By Alexandra Alper
WASHINGTON (Reuters) – A national security panel was divided in its recommendation to President Donald Trump on Nippon Steel’s bid for U.S. Steel but most panel members believe any security risks posed by the deal can be addressed, a White House official said.
The Committee on Foreign Investment in the U.S. on Wednesday submitted a recommendation to Trump about the national security implications of the merger, Reuters reported, as directed by Trump in an executive order signed last month.
But key details had not emerged until now about the contents of the document, submitted after Japan’s Nippon Steel supercharged its pledged investment in U.S. Steel to $14 billion in a last-ditch bid for approval, as reported by Reuters.
“We’ve received the report and the President will review the recommendations of each agency to determine if additional action on this matter is necessary,” the White House official said in a statement. “CFIUS agencies were not unanimous in their recommendation, but the majority believe any risks can likely be addressed through mitigation,” the person added, declining to be named because the matter was not public.
Talks with the U.S. government about the merger are in the final stages, Nippon Steel’s president Tadashi Imai told reporters in Tokyo, declining to provide details but saying the company is awaiting Trump’s decision.
“Through our investment and the transfer of the latest technology, U.S. Steel will be able to maintain its competitiveness in the medium to long term.
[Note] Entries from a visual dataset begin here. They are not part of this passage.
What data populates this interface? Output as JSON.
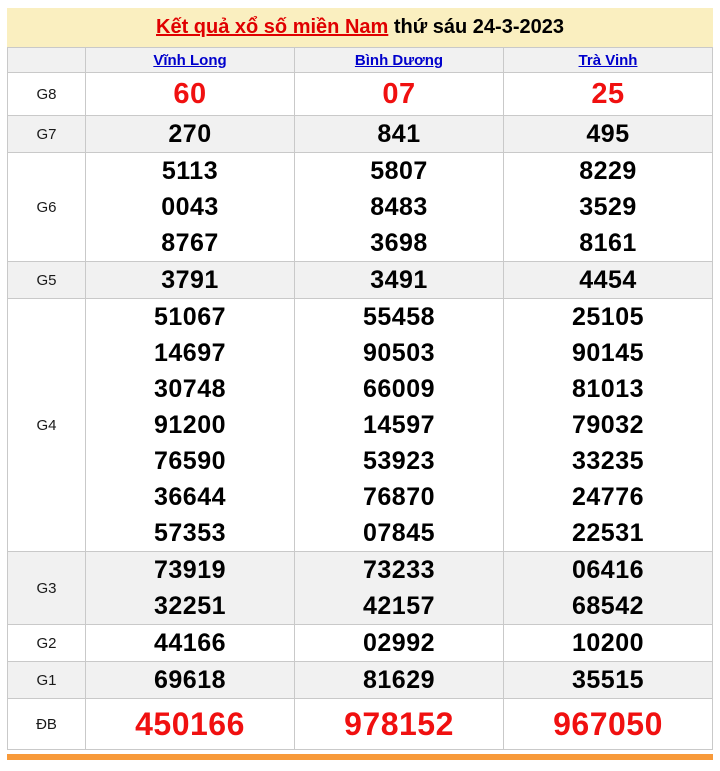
{
  "header": {
    "title_link": "Kết quả xổ số miền Nam",
    "date_text": " thứ sáu 24-3-2023"
  },
  "columns": [
    "Vĩnh Long",
    "Bình Dương",
    "Trà Vinh"
  ],
  "rows": [
    {
      "label": "G8",
      "style": "g8",
      "values": [
        [
          "60"
        ],
        [
          "07"
        ],
        [
          "25"
        ]
      ]
    },
    {
      "label": "G7",
      "style": "normal",
      "values": [
        [
          "270"
        ],
        [
          "841"
        ],
        [
          "495"
        ]
      ]
    },
    {
      "label": "G6",
      "style": "normal",
      "values": [
        [
          "5113",
          "0043",
          "8767"
        ],
        [
          "5807",
          "8483",
          "3698"
        ],
        [
          "8229",
          "3529",
          "8161"
        ]
      ]
    },
    {
      "label": "G5",
      "style": "normal",
      "values": [
        [
          "3791"
        ],
        [
          "3491"
        ],
        [
          "4454"
        ]
      ]
    },
    {
      "label": "G4",
      "style": "normal",
      "values": [
        [
          "51067",
          "14697",
          "30748",
          "91200",
          "76590",
          "36644",
          "57353"
        ],
        [
          "55458",
          "90503",
          "66009",
          "14597",
          "53923",
          "76870",
          "07845"
        ],
        [
          "25105",
          "90145",
          "81013",
          "79032",
          "33235",
          "24776",
          "22531"
        ]
      ]
    },
    {
      "label": "G3",
      "style": "normal",
      "values": [
        [
          "73919",
          "32251"
        ],
        [
          "73233",
          "42157"
        ],
        [
          "06416",
          "68542"
        ]
      ]
    },
    {
      "label": "G2",
      "style": "normal",
      "values": [
        [
          "44166"
        ],
        [
          "02992"
        ],
        [
          "10200"
        ]
      ]
    },
    {
      "label": "G1",
      "style": "normal",
      "values": [
        [
          "69618"
        ],
        [
          "81629"
        ],
        [
          "35515"
        ]
      ]
    },
    {
      "label": "ĐB",
      "style": "db",
      "values": [
        [
          "450166"
        ],
        [
          "978152"
        ],
        [
          "967050"
        ]
      ]
    }
  ],
  "colors": {
    "title_red": "#e00000",
    "link_blue": "#0000cc",
    "number_red": "#f01010",
    "stripe_gray": "#f1f1f1",
    "header_yellow": "#faefc0",
    "orange_bar": "#f89a3a",
    "border_gray": "#c9c9c9"
  }
}
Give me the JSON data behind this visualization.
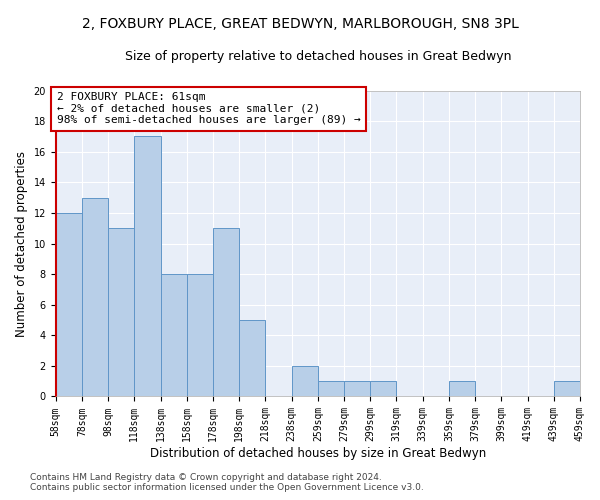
{
  "title": "2, FOXBURY PLACE, GREAT BEDWYN, MARLBOROUGH, SN8 3PL",
  "subtitle": "Size of property relative to detached houses in Great Bedwyn",
  "xlabel": "Distribution of detached houses by size in Great Bedwyn",
  "ylabel": "Number of detached properties",
  "bar_values": [
    12,
    13,
    11,
    17,
    8,
    8,
    11,
    5,
    0,
    2,
    1,
    1,
    1,
    0,
    0,
    1,
    0,
    0,
    0,
    1
  ],
  "bar_labels": [
    "58sqm",
    "78sqm",
    "98sqm",
    "118sqm",
    "138sqm",
    "158sqm",
    "178sqm",
    "198sqm",
    "218sqm",
    "238sqm",
    "259sqm",
    "279sqm",
    "299sqm",
    "319sqm",
    "339sqm",
    "359sqm",
    "379sqm",
    "399sqm",
    "419sqm",
    "439sqm",
    "459sqm"
  ],
  "bar_color": "#b8cfe8",
  "bar_edge_color": "#6096c8",
  "highlight_color": "#cc0000",
  "annotation_line1": "2 FOXBURY PLACE: 61sqm",
  "annotation_line2": "← 2% of detached houses are smaller (2)",
  "annotation_line3": "98% of semi-detached houses are larger (89) →",
  "annotation_box_color": "#ffffff",
  "annotation_box_edge_color": "#cc0000",
  "ylim": [
    0,
    20
  ],
  "yticks": [
    0,
    2,
    4,
    6,
    8,
    10,
    12,
    14,
    16,
    18,
    20
  ],
  "background_color": "#e8eef8",
  "grid_color": "#ffffff",
  "footer": "Contains HM Land Registry data © Crown copyright and database right 2024.\nContains public sector information licensed under the Open Government Licence v3.0.",
  "title_fontsize": 10,
  "subtitle_fontsize": 9,
  "xlabel_fontsize": 8.5,
  "ylabel_fontsize": 8.5,
  "tick_fontsize": 7,
  "annotation_fontsize": 8,
  "footer_fontsize": 6.5
}
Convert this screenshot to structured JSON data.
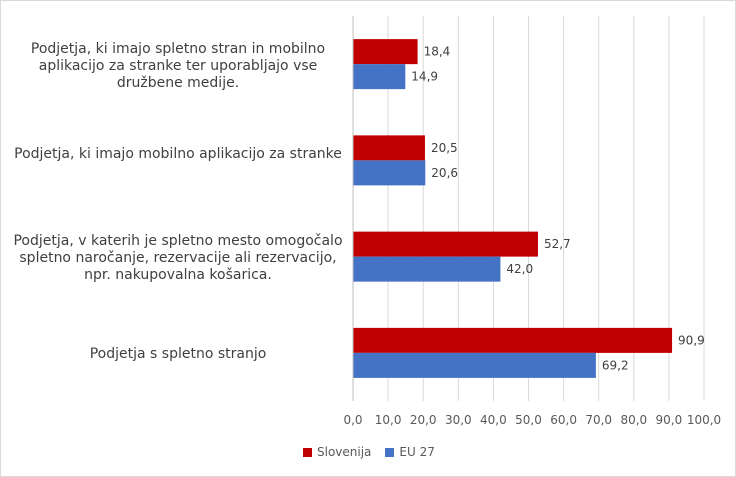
{
  "chart_data": {
    "type": "bar",
    "orientation": "horizontal",
    "categories": [
      "Podjetja, ki imajo spletno stran in mobilno aplikacijo za stranke ter uporabljajo vse družbene medije.",
      "Podjetja, ki imajo mobilno aplikacijo za stranke",
      "Podjetja, v katerih je spletno mesto omogočalo spletno naročanje, rezervacije ali rezervacijo, npr. nakupovalna košarica.",
      "Podjetja s spletno stranjo"
    ],
    "series": [
      {
        "name": "Slovenija",
        "color": "#c00000",
        "values": [
          18.4,
          20.5,
          52.7,
          90.9
        ],
        "labels": [
          "18,4",
          "20,5",
          "52,7",
          "90,9"
        ]
      },
      {
        "name": "EU 27",
        "color": "#4472c4",
        "values": [
          14.9,
          20.6,
          42.0,
          69.2
        ],
        "labels": [
          "14,9",
          "20,6",
          "42,0",
          "69,2"
        ]
      }
    ],
    "xlim": [
      0,
      100
    ],
    "ticks": [
      "0,0",
      "10,0",
      "20,0",
      "30,0",
      "40,0",
      "50,0",
      "60,0",
      "70,0",
      "80,0",
      "90,0",
      "100,0"
    ],
    "grid": true,
    "legend_position": "bottom",
    "title": "",
    "xlabel": "",
    "ylabel": ""
  }
}
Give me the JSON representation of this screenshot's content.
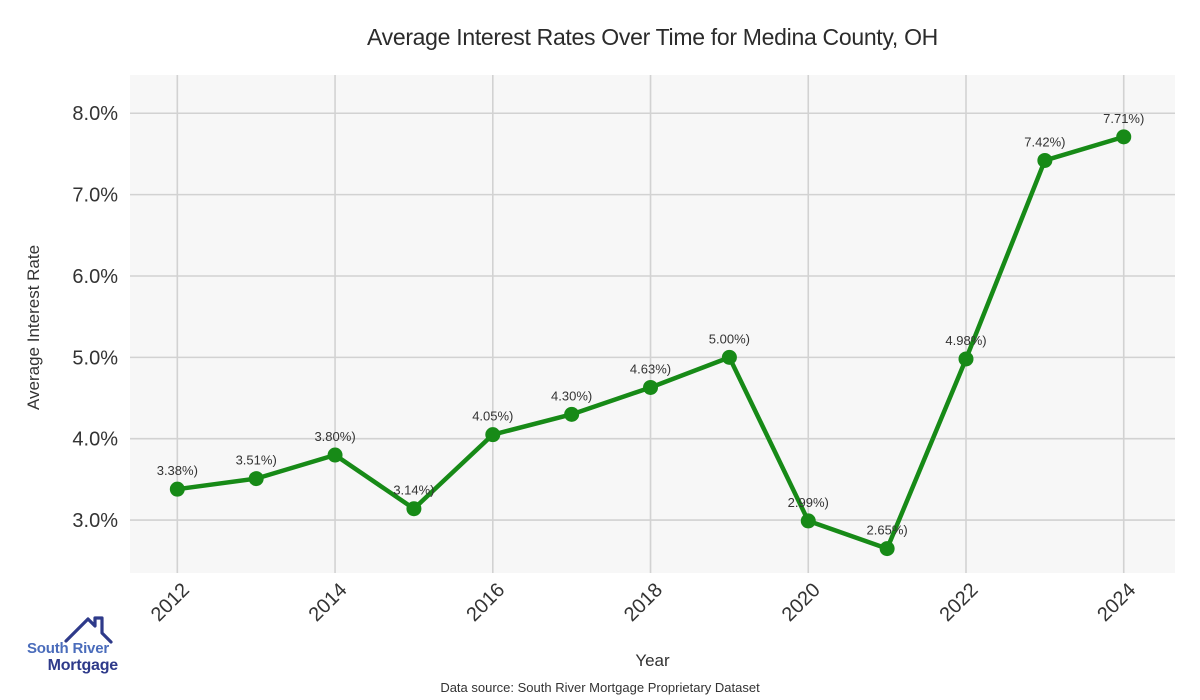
{
  "chart_data": {
    "type": "line",
    "title": "Average Interest Rates Over Time for Medina County, OH",
    "xlabel": "Year",
    "ylabel": "Average Interest Rate",
    "x": [
      2012,
      2013,
      2014,
      2015,
      2016,
      2017,
      2018,
      2019,
      2020,
      2021,
      2022,
      2023,
      2024
    ],
    "values": [
      3.38,
      3.51,
      3.8,
      3.14,
      4.05,
      4.3,
      4.63,
      5.0,
      2.99,
      2.65,
      4.98,
      7.42,
      7.71
    ],
    "point_labels": [
      "3.38%)",
      "3.51%)",
      "3.80%)",
      "3.14%)",
      "4.05%)",
      "4.30%)",
      "4.63%)",
      "5.00%)",
      "2.99%)",
      "2.65%)",
      "4.98%)",
      "7.42%)",
      "7.71%)"
    ],
    "xticks": {
      "values": [
        2012,
        2014,
        2016,
        2018,
        2020,
        2022,
        2024
      ],
      "labels": [
        "2012",
        "2014",
        "2016",
        "2018",
        "2020",
        "2022",
        "2024"
      ]
    },
    "yticks": {
      "values": [
        3,
        4,
        5,
        6,
        7,
        8
      ],
      "labels": [
        "3.0%",
        "4.0%",
        "5.0%",
        "6.0%",
        "7.0%",
        "8.0%"
      ]
    },
    "xlim": [
      2011.4,
      2024.65
    ],
    "ylim": [
      2.35,
      8.47
    ],
    "grid": true,
    "legend": "none",
    "line_color": "#178a17",
    "marker_color": "#178a17",
    "plot_bg": "#f7f7f7",
    "grid_color": "#d2d2d2",
    "text_color": "#333333"
  },
  "footer": {
    "text": "Data source: South River Mortgage Proprietary Dataset"
  },
  "logo": {
    "line1": "South River",
    "line2": "Mortgage",
    "color_line1": "#4a6cbb",
    "color_line2": "#2e3a8a",
    "house_color": "#2e3a8a"
  }
}
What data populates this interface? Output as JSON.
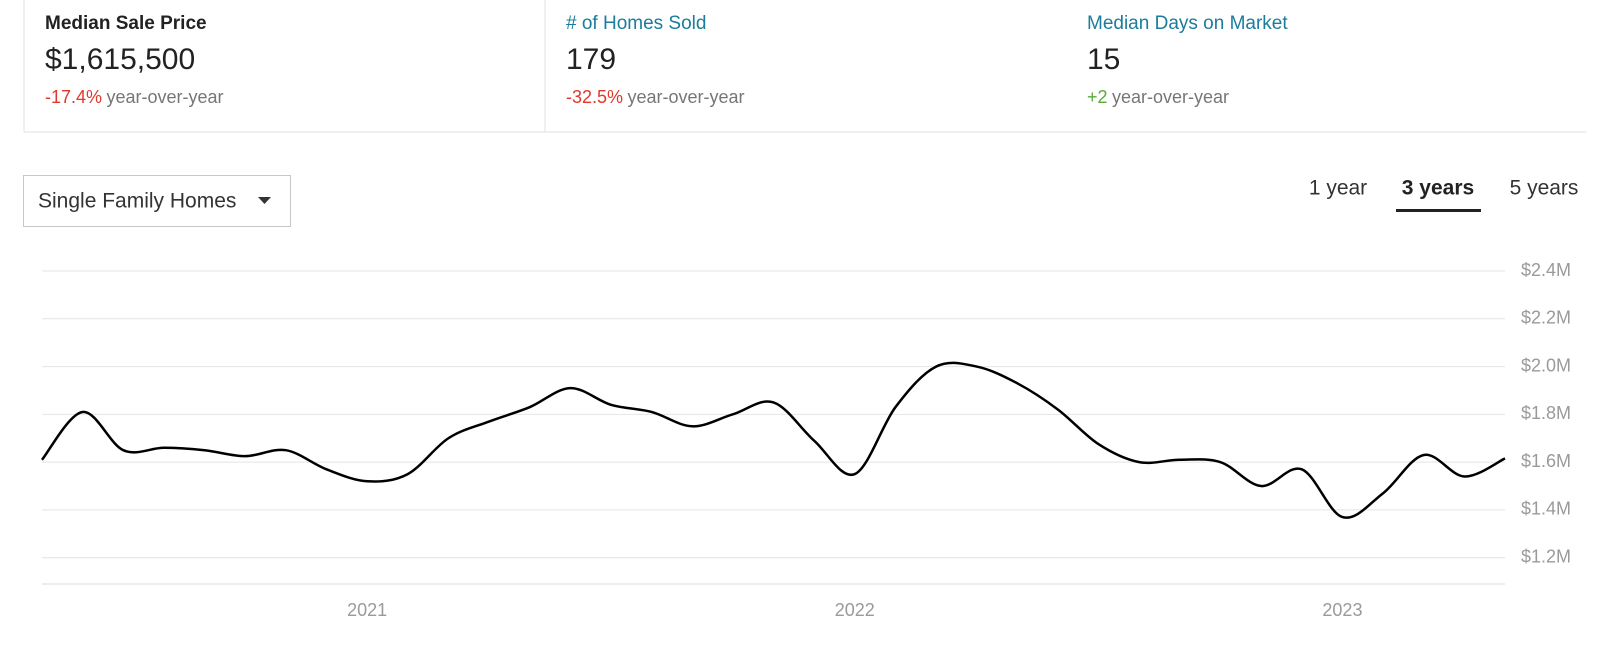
{
  "stats": [
    {
      "title": "Median Sale Price",
      "value": "$1,615,500",
      "change": "-17.4%",
      "change_label": "year-over-year"
    },
    {
      "title": "# of Homes Sold",
      "value": "179",
      "change": "-32.5%",
      "change_label": "year-over-year"
    },
    {
      "title": "Median Days on Market",
      "value": "15",
      "change": "+2",
      "change_label": "year-over-year"
    }
  ],
  "filter": {
    "label": "Single Family Homes"
  },
  "tabs": [
    "1 year",
    "3 years",
    "5 years"
  ],
  "chart_data": {
    "type": "line",
    "categories": [
      null,
      null,
      null,
      null,
      null,
      null,
      null,
      null,
      "2021",
      null,
      null,
      null,
      null,
      null,
      null,
      null,
      null,
      null,
      null,
      null,
      "2022",
      null,
      null,
      null,
      null,
      null,
      null,
      null,
      null,
      null,
      null,
      null,
      "2023",
      null,
      null,
      null,
      null
    ],
    "series": [
      {
        "name": "Median Sale Price",
        "color": "#000000",
        "values": [
          1610000,
          1810000,
          1650000,
          1660000,
          1650000,
          1625000,
          1650000,
          1570000,
          1520000,
          1550000,
          1700000,
          1770000,
          1830000,
          1910000,
          1840000,
          1810000,
          1750000,
          1800000,
          1850000,
          1690000,
          1550000,
          1830000,
          2000000,
          2000000,
          1930000,
          1820000,
          1675000,
          1600000,
          1610000,
          1600000,
          1500000,
          1570000,
          1370000,
          1470000,
          1630000,
          1540000,
          1615500
        ]
      }
    ],
    "ylim": [
      1090000,
      2400000
    ],
    "yticks": [
      {
        "value": 1200000,
        "label": "$1.2M"
      },
      {
        "value": 1400000,
        "label": "$1.4M"
      },
      {
        "value": 1600000,
        "label": "$1.6M"
      },
      {
        "value": 1800000,
        "label": "$1.8M"
      },
      {
        "value": 2000000,
        "label": "$2.0M"
      },
      {
        "value": 2200000,
        "label": "$2.2M"
      },
      {
        "value": 2400000,
        "label": "$2.4M"
      }
    ],
    "grid": true
  }
}
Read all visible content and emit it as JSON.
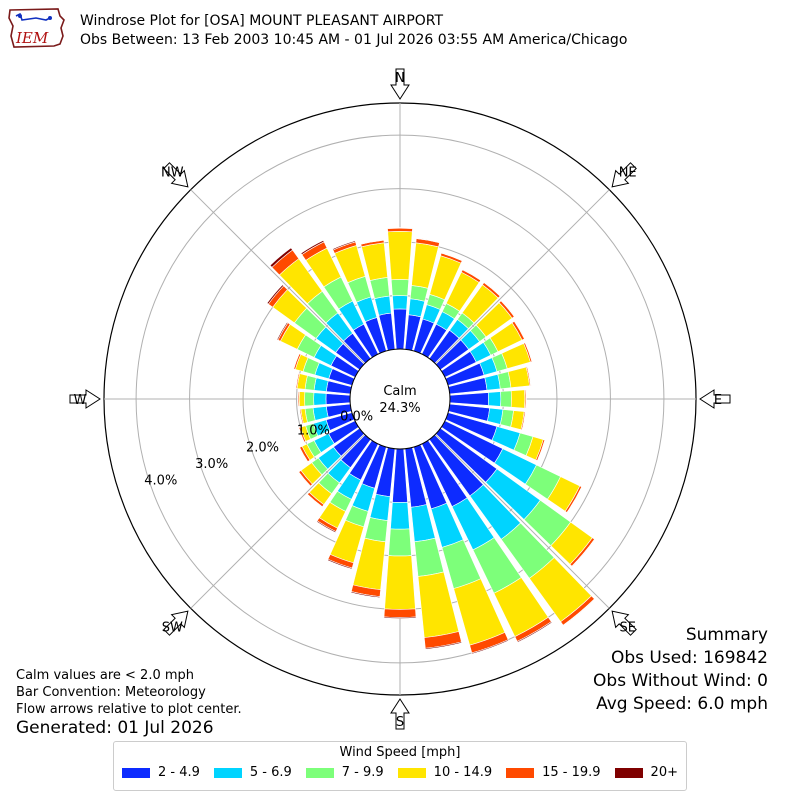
{
  "header": {
    "title": "Windrose Plot for [OSA] MOUNT PLEASANT AIRPORT",
    "subtitle": "Obs Between: 13 Feb 2003 10:45 AM - 01 Jul 2026 03:55 AM America/Chicago",
    "logo_text": "IEM"
  },
  "notes": {
    "line1": "Calm values are < 2.0 mph",
    "line2": "Bar Convention: Meteorology",
    "line3": "Flow arrows relative to plot center.",
    "generated": "Generated: 01 Jul 2026"
  },
  "summary": {
    "title": "Summary",
    "obs_used": "Obs Used: 169842",
    "obs_without_wind": "Obs Without Wind: 0",
    "avg_speed": "Avg Speed: 6.0 mph"
  },
  "legend": {
    "title": "Wind Speed [mph]"
  },
  "chart_data": {
    "type": "windrose",
    "calm_label": "Calm",
    "calm_value": "24.3%",
    "cardinal_labels": [
      {
        "dir": 0,
        "label": "N"
      },
      {
        "dir": 45,
        "label": "NE"
      },
      {
        "dir": 90,
        "label": "E"
      },
      {
        "dir": 135,
        "label": "SE"
      },
      {
        "dir": 180,
        "label": "S"
      },
      {
        "dir": 225,
        "label": "SW"
      },
      {
        "dir": 270,
        "label": "W"
      },
      {
        "dir": 315,
        "label": "NW"
      }
    ],
    "radial_ticks": [
      "0.0%",
      "1.0%",
      "2.0%",
      "3.0%",
      "4.0%"
    ],
    "radial_max": 4.6,
    "speed_bins": [
      {
        "label": "2 - 4.9",
        "color": "#0d2bff"
      },
      {
        "label": "5 - 6.9",
        "color": "#00d4ff"
      },
      {
        "label": "7 - 9.9",
        "color": "#7dff7a"
      },
      {
        "label": "10 - 14.9",
        "color": "#ffe500"
      },
      {
        "label": "15 - 19.9",
        "color": "#ff4a00"
      },
      {
        "label": "20+",
        "color": "#7f0000"
      }
    ],
    "directions": [
      0,
      10,
      20,
      30,
      40,
      50,
      60,
      70,
      80,
      90,
      100,
      110,
      120,
      130,
      140,
      150,
      160,
      170,
      180,
      190,
      200,
      210,
      220,
      230,
      240,
      250,
      260,
      270,
      280,
      290,
      300,
      310,
      320,
      330,
      340,
      350
    ],
    "cumulative_percent": [
      [
        0.75,
        1.0,
        1.3,
        2.2,
        2.26,
        2.27
      ],
      [
        0.65,
        0.95,
        1.2,
        2.0,
        2.08,
        2.09
      ],
      [
        0.62,
        0.9,
        1.1,
        1.85,
        1.9,
        1.91
      ],
      [
        0.62,
        0.88,
        1.05,
        1.7,
        1.75,
        1.76
      ],
      [
        0.65,
        0.9,
        1.05,
        1.7,
        1.75,
        1.76
      ],
      [
        0.65,
        0.9,
        1.05,
        1.65,
        1.7,
        1.71
      ],
      [
        0.65,
        0.95,
        1.1,
        1.6,
        1.65,
        1.66
      ],
      [
        0.7,
        0.95,
        1.15,
        1.6,
        1.63,
        1.64
      ],
      [
        0.7,
        0.95,
        1.15,
        1.5,
        1.52,
        1.53
      ],
      [
        0.72,
        0.95,
        1.15,
        1.4,
        1.42,
        1.43
      ],
      [
        0.75,
        1.0,
        1.2,
        1.4,
        1.42,
        1.43
      ],
      [
        0.95,
        1.4,
        1.65,
        1.85,
        1.88,
        1.89
      ],
      [
        1.2,
        1.9,
        2.4,
        2.8,
        2.84,
        2.85
      ],
      [
        1.3,
        2.3,
        3.0,
        3.5,
        3.55,
        3.56
      ],
      [
        1.3,
        2.3,
        3.2,
        4.2,
        4.28,
        4.29
      ],
      [
        1.3,
        2.2,
        3.1,
        4.0,
        4.1,
        4.12
      ],
      [
        1.2,
        1.95,
        2.75,
        3.85,
        4.0,
        4.02
      ],
      [
        1.1,
        1.75,
        2.4,
        3.55,
        3.75,
        3.77
      ],
      [
        1.0,
        1.5,
        2.0,
        3.0,
        3.15,
        3.17
      ],
      [
        0.9,
        1.35,
        1.75,
        2.65,
        2.78,
        2.8
      ],
      [
        0.8,
        1.25,
        1.55,
        2.25,
        2.35,
        2.37
      ],
      [
        0.75,
        1.15,
        1.4,
        1.75,
        1.82,
        1.84
      ],
      [
        0.65,
        1.0,
        1.25,
        1.5,
        1.55,
        1.56
      ],
      [
        0.6,
        0.95,
        1.1,
        1.35,
        1.4,
        1.41
      ],
      [
        0.55,
        0.85,
        1.0,
        1.1,
        1.15,
        1.16
      ],
      [
        0.5,
        0.75,
        0.9,
        1.0,
        1.03,
        1.04
      ],
      [
        0.45,
        0.7,
        0.85,
        0.93,
        0.95,
        0.96
      ],
      [
        0.45,
        0.68,
        0.85,
        0.95,
        0.97,
        0.98
      ],
      [
        0.45,
        0.68,
        0.85,
        1.0,
        1.02,
        1.03
      ],
      [
        0.45,
        0.72,
        0.95,
        1.1,
        1.13,
        1.14
      ],
      [
        0.5,
        0.85,
        1.2,
        1.55,
        1.6,
        1.62
      ],
      [
        0.55,
        1.0,
        1.5,
        2.0,
        2.1,
        2.13
      ],
      [
        0.58,
        1.05,
        1.55,
        2.3,
        2.5,
        2.55
      ],
      [
        0.62,
        1.1,
        1.6,
        2.2,
        2.33,
        2.36
      ],
      [
        0.65,
        1.05,
        1.45,
        2.05,
        2.12,
        2.14
      ],
      [
        0.68,
        1.0,
        1.35,
        2.0,
        2.05,
        2.06
      ]
    ]
  }
}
I hope Trump will approve this deal,” Imai said.
U.S. Steel did not respond to a request for comment.
The recommendation complies with an executive order signed by Trump last month, which tasked CFIUS with outlining whether any measures proposed by the companies assuage the national security risks previously identified by the committee.
The April directive also asked for a statement describing the position of each agency that is a member of CFIUS as well as the reasons behind it.
Trump will now have 15 days to decide the fate of the transaction, although the timeline could slip.
Following a previous CFIUS-led review, former President Joe Biden blocked the deal in January on national security grounds.
The companies sued, arguing they did not receive a fair review process. The Biden White House rejected that view.
Reuters reported this week that if the merger is approved, Nippon Steel has said it would invest $14 billion into U.S. Steel’s operations including up to $4 billion in a new steel mill.